As he handed it over his curiosity got the better of him.
"There isn't much in it," the Foreman said. "You've only worked ten hours this week."
"That's fine," the bricklayer replied as he took the small envelope.
"I have to ask," the Foreman said. "if you only work two hours a day, how come you can afford a chauffeur driven Rolls and all the fancy gear?"
"Gambling," the brickie replied simply.
"On what?" asked the foreman.
The brickie sighed.
"Put it this way, I'll bet you Fifty pounds that you have only one testicle."
The foreman was taken aback.
"That's not gambling!" he exclaimed.
"Do you take the bet?"
"If you want to be so stupid then, yes, of course I do." He held out his hand for his winnings.
"Oh no," said the brickie. I'm not just going to take your word for it!"
"Fine, says the foreman, loosening his belt. "For fifty quid..."
The brickie reached out and, with his 24kt trowel, moved the foreman's testicles first one way and then the other.
"Fair enough," the brickie replied, handing over the money.
The Foreman was perplexed. "I don't get it. You couldn't win that bet so how do you make money?"
"Simple," said the brickie. There are two hundred men on this site. I bet each of them one pound that I could get the foreman's testicles on a golden trowel by payday!"
"Those who cannot remember the past are condemned to repeat it." George Santayana
What do Alexander the Great and Winnie the Pooh have in common? Same middle name.
What is the opposite of a croissant? A happy uncle.
If April showers bring May flowers, what do May flowers bring? Pilgrims.

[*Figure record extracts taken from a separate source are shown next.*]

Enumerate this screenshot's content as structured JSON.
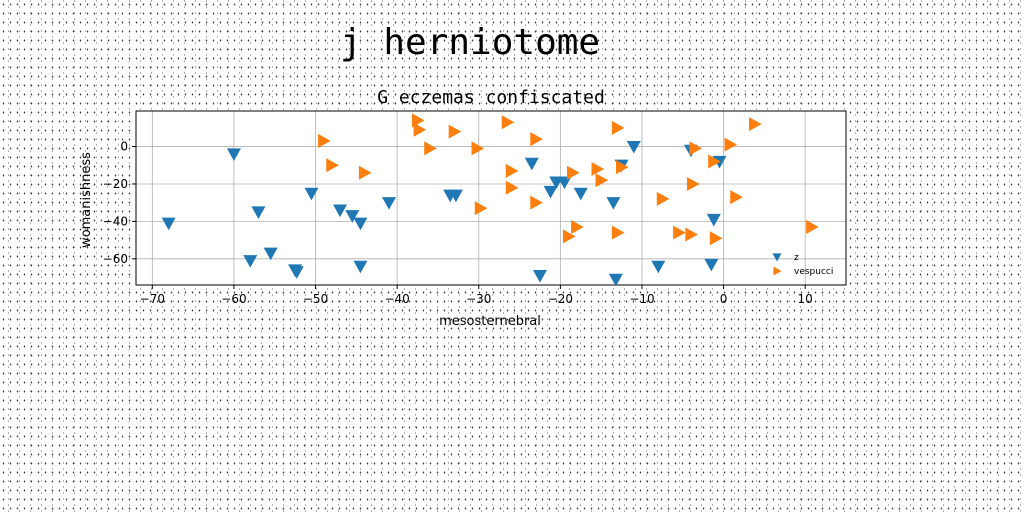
{
  "figure_title": "j herniotome",
  "chart_data": {
    "type": "scatter",
    "title": "G eczemas confiscated",
    "xlabel": "mesosternebral",
    "ylabel": "womanishness",
    "xlim": [
      -72,
      15
    ],
    "ylim": [
      -74,
      19
    ],
    "xticks": [
      -70,
      -60,
      -50,
      -40,
      -30,
      -20,
      -10,
      0,
      10
    ],
    "yticks": [
      0,
      -20,
      -40,
      -60
    ],
    "grid": true,
    "legend_position": "lower-right",
    "series": [
      {
        "name": "z",
        "marker": "triangle-down",
        "color": "#1f77b4",
        "points": [
          [
            -68,
            -41
          ],
          [
            -60,
            -4
          ],
          [
            -57,
            -35
          ],
          [
            -58,
            -61
          ],
          [
            -55.5,
            -57
          ],
          [
            -52.5,
            -66
          ],
          [
            -52.3,
            -67
          ],
          [
            -50.5,
            -25
          ],
          [
            -47,
            -34
          ],
          [
            -45.5,
            -37
          ],
          [
            -44.5,
            -41
          ],
          [
            -44.5,
            -64
          ],
          [
            -41,
            -30
          ],
          [
            -33.5,
            -26
          ],
          [
            -32.8,
            -26
          ],
          [
            -23.5,
            -9
          ],
          [
            -22.5,
            -69
          ],
          [
            -21.2,
            -24
          ],
          [
            -20.5,
            -19
          ],
          [
            -19.5,
            -19
          ],
          [
            -17.5,
            -25
          ],
          [
            -13.5,
            -30
          ],
          [
            -13.2,
            -71
          ],
          [
            -12.5,
            -10
          ],
          [
            -11,
            0
          ],
          [
            -8,
            -64
          ],
          [
            -4,
            -2
          ],
          [
            -1.5,
            -63
          ],
          [
            -1.2,
            -39
          ],
          [
            -0.5,
            -8
          ]
        ]
      },
      {
        "name": "vespucci",
        "marker": "triangle-right",
        "color": "#ff7f0e",
        "points": [
          [
            -49,
            3
          ],
          [
            -48,
            -10
          ],
          [
            -44,
            -14
          ],
          [
            -37.5,
            14
          ],
          [
            -37.3,
            9
          ],
          [
            -36,
            -1
          ],
          [
            -33,
            8
          ],
          [
            -30.2,
            -1
          ],
          [
            -29.8,
            -33
          ],
          [
            -26.5,
            13
          ],
          [
            -26,
            -13
          ],
          [
            -26,
            -22
          ],
          [
            -23,
            4
          ],
          [
            -23,
            -30
          ],
          [
            -19,
            -48
          ],
          [
            -18.5,
            -14
          ],
          [
            -18,
            -43
          ],
          [
            -15.5,
            -12
          ],
          [
            -15,
            -18
          ],
          [
            -13,
            10
          ],
          [
            -13,
            -46
          ],
          [
            -12.5,
            -11
          ],
          [
            -7.5,
            -28
          ],
          [
            -5.5,
            -46
          ],
          [
            -4,
            -47
          ],
          [
            -3.8,
            -20
          ],
          [
            -3.5,
            -1
          ],
          [
            -1.2,
            -8
          ],
          [
            -1,
            -49
          ],
          [
            0.8,
            1
          ],
          [
            1.5,
            -27
          ],
          [
            3.8,
            12
          ],
          [
            10.8,
            -43
          ]
        ]
      }
    ]
  }
}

Which branch of the military accepts toddlers? The infantry.
Did you know you can actually listen to the blood in your veins? You just have to listen varicosely.

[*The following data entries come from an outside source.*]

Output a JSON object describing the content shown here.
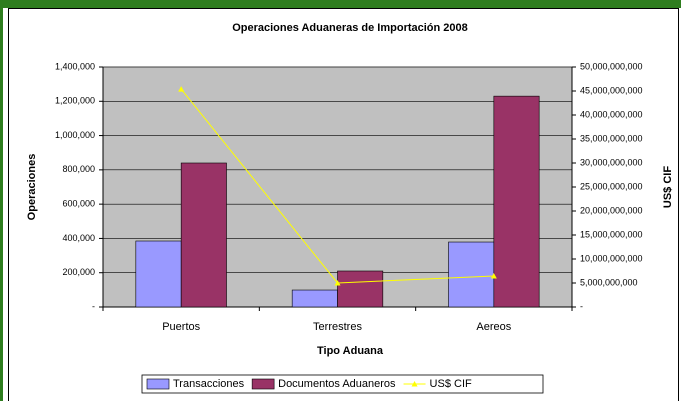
{
  "chart_data": {
    "type": "bar",
    "title": "Operaciones Aduaneras de Importación 2008",
    "x_label": "Tipo Aduana",
    "y_label": "Operaciones",
    "y2_label": "US$ CIF",
    "categories": [
      "Puertos",
      "Terrestres",
      "Aereos"
    ],
    "series": [
      {
        "name": "Transacciones",
        "color": "#9999ff",
        "values": [
          385000,
          99000,
          379000
        ]
      },
      {
        "name": "Documentos Aduaneros",
        "color": "#993366",
        "values": [
          840000,
          210000,
          1230000
        ]
      },
      {
        "name": "US$ CIF",
        "color": "#ffff00",
        "type": "line",
        "axis": "y2",
        "values": [
          45400000000,
          5000000000,
          6460000000
        ]
      }
    ],
    "ylim": [
      0,
      1400000
    ],
    "yticks": [
      {
        "value": 0,
        "label": "-"
      },
      {
        "value": 200000,
        "label": "200,000"
      },
      {
        "value": 400000,
        "label": "400,000"
      },
      {
        "value": 600000,
        "label": "600,000"
      },
      {
        "value": 800000,
        "label": "800,000"
      },
      {
        "value": 1000000,
        "label": "1,000,000"
      },
      {
        "value": 1200000,
        "label": "1,200,000"
      },
      {
        "value": 1400000,
        "label": "1,400,000"
      }
    ],
    "y2lim": [
      0,
      50000000000
    ],
    "y2ticks": [
      {
        "value": 0,
        "label": "-"
      },
      {
        "value": 5000000000,
        "label": "5,000,000,000"
      },
      {
        "value": 10000000000,
        "label": "10,000,000,000"
      },
      {
        "value": 15000000000,
        "label": "15,000,000,000"
      },
      {
        "value": 20000000000,
        "label": "20,000,000,000"
      },
      {
        "value": 25000000000,
        "label": "25,000,000,000"
      },
      {
        "value": 30000000000,
        "label": "30,000,000,000"
      },
      {
        "value": 35000000000,
        "label": "35,000,000,000"
      },
      {
        "value": 40000000000,
        "label": "40,000,000,000"
      },
      {
        "value": 45000000000,
        "label": "45,000,000,000"
      },
      {
        "value": 50000000000,
        "label": "50,000,000,000"
      }
    ],
    "grid": true,
    "plot_background": "#c0c0c0",
    "legend": "bottom"
  }
}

Though I enjoy the sport, I could never date a tennis player. Love means nothing to them.
I have a joke about time travel, but I'm not gonna share it. You guys didn't like it.
What's the opposite of irony? Wrinkly.
I was kidnapped by mimes once. They did unspeakable things to me.

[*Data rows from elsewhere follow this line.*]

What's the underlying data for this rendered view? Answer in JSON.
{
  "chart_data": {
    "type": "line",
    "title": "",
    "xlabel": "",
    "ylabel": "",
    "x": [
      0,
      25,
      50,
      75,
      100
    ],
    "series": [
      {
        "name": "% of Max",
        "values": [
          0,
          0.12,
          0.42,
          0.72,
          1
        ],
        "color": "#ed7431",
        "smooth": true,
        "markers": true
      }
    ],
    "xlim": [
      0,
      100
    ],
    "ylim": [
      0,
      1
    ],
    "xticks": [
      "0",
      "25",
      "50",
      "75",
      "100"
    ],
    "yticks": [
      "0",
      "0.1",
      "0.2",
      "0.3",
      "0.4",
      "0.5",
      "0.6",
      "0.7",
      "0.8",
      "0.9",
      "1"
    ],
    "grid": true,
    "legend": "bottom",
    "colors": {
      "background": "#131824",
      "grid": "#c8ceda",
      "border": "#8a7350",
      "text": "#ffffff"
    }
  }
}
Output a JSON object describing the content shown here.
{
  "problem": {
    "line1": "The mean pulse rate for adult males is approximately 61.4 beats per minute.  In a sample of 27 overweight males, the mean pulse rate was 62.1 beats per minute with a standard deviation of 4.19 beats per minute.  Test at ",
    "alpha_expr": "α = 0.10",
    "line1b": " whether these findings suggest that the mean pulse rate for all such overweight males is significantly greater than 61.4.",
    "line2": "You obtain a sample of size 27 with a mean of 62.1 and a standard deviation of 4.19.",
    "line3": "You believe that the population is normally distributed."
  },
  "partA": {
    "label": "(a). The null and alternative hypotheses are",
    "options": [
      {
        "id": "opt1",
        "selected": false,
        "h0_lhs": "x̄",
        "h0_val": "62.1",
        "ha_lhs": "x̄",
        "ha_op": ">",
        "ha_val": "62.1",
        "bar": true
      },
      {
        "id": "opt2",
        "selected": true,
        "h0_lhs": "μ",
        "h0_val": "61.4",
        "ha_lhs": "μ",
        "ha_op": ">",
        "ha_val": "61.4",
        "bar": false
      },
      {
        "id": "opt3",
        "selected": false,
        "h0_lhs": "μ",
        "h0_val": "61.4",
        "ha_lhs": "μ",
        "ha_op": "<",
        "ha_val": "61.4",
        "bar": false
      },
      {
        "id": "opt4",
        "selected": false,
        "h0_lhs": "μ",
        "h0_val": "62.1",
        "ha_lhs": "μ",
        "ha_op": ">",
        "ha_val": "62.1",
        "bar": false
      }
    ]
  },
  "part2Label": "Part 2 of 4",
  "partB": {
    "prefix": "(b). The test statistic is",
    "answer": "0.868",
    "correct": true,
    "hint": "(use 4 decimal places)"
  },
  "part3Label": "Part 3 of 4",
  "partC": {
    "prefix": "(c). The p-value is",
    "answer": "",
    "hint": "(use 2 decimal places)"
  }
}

What do the movies Titanic and The Sixth Sense have in common? Icy dead people.
I finally decided to sell my vacuum cleaner. All it was doing was gathering dust!
When you die, what part of the body dies last? The pupils…they dilate.
A friend of mine went bald years ago but still carries around an old comb. He just can't part with it.
Just been thrown out of McDonald's.
I sat down and ate a Kid's Meal.
His mother complained.
Q. How many surrealists does it take to change a light bulb?
A. A fish.
This is an old one, but I love it:
If a man says something in a forest and there's no woman there to hear him, is he still wrong?